Snowball Edge now has a ten times higher limit for block storage volumes, up to 10TB. Using block storage you can add/remove volumes from EC2 instances running on your device with them persisting independently of those instances. You can use either an SSD (attached via NVMe for Compute Optimised devices, and via SATA SSD for Storage Optimised) or a capacity optimised HDD; with the HDD supported on any Snowball Edge device. Available worldwide, literally anywhere.

Global Accelerator supports EC2 Instance Endpoints

Global Accelerator now directly supports EC2 instances, providing a single internet-facing access point to your EC2 instances. Previously you had to use a Application Load Balancer, Network Load Balancer, or Elastic IP address to enable Accelerator to front your EC2s. Global Accelerator will still preserve the source IP address, enabling you to do fancy magic all the way to the EC2.

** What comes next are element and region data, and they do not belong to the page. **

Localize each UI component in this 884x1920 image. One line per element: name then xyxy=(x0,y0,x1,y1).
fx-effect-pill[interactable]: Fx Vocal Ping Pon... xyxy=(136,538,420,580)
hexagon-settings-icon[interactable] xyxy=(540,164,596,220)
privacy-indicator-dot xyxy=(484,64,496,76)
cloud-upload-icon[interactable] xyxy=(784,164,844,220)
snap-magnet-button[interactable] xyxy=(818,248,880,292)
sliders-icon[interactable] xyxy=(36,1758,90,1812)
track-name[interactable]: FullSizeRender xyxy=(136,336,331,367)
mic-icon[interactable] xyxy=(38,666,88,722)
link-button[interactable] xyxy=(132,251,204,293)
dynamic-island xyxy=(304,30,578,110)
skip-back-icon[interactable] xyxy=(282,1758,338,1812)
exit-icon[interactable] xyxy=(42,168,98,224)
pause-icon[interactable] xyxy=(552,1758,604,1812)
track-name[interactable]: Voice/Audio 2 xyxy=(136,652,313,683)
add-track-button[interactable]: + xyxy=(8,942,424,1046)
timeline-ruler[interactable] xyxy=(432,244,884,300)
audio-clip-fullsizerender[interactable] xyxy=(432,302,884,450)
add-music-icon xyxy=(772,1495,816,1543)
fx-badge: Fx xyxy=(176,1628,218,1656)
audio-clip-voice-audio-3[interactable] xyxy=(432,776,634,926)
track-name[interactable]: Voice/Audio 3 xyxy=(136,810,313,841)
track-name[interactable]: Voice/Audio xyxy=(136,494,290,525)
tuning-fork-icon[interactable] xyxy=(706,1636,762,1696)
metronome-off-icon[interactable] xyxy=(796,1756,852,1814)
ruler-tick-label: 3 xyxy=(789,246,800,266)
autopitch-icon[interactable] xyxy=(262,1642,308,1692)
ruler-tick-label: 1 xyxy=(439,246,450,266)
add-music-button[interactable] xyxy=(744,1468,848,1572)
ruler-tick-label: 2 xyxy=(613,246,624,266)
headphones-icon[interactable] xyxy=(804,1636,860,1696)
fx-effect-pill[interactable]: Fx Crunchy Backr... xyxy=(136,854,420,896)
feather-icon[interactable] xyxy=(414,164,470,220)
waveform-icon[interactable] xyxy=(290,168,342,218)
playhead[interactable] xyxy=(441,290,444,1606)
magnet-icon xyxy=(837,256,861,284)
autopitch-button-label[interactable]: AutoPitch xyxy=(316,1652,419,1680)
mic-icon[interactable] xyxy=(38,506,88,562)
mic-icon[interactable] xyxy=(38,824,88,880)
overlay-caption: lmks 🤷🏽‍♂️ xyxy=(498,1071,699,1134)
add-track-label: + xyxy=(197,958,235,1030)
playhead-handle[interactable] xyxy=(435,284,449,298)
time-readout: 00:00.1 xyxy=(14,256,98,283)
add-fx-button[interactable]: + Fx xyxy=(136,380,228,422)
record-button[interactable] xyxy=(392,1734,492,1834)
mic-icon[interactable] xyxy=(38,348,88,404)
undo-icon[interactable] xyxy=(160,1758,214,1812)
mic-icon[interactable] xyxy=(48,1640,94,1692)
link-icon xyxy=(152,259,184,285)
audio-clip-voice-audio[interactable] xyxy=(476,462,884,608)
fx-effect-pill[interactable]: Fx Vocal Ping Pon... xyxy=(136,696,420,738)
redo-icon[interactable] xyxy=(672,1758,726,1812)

Additionally, Global Accelerator will create two fully-qualified domain name A records and two pointer (PTR) records for each new accelerator, with records for existing accelerators already created. There is now also integration with Route53 ALIAS records. There’s no additional charge for the direct integration with EC2s or DNS records. Available in London and Ireland!

News and Blog posts

Image Scanning for ECR

This blog post from individuals on the ECR/AWS Containers team walks you through the basics of container scanning (static vs dynamic) and a sample use-case (with an example app) for on-demand re-scanning of images in an ECR repository. The blog post highlights their rationale for making this free (ensuring it’s part of your workflow thus increasing everyone’s security posture) and the limitations in place; you can only scan once every 24 hours. AWS don’t actually recommend scanning more than once every 24 hours, zero-day vulnerabilities are relatively rare and in theory will take more than 24 hours to react, mitigate, and respond to the vulnerability before it can be published. Of course, this doesn’t prevent you from using your own container scanning tools, but this is a great tool to integrate in to your workflow regardless. It’s a short, sweet, and concicse blog post that is well worth even just to brush up on the basics of container security.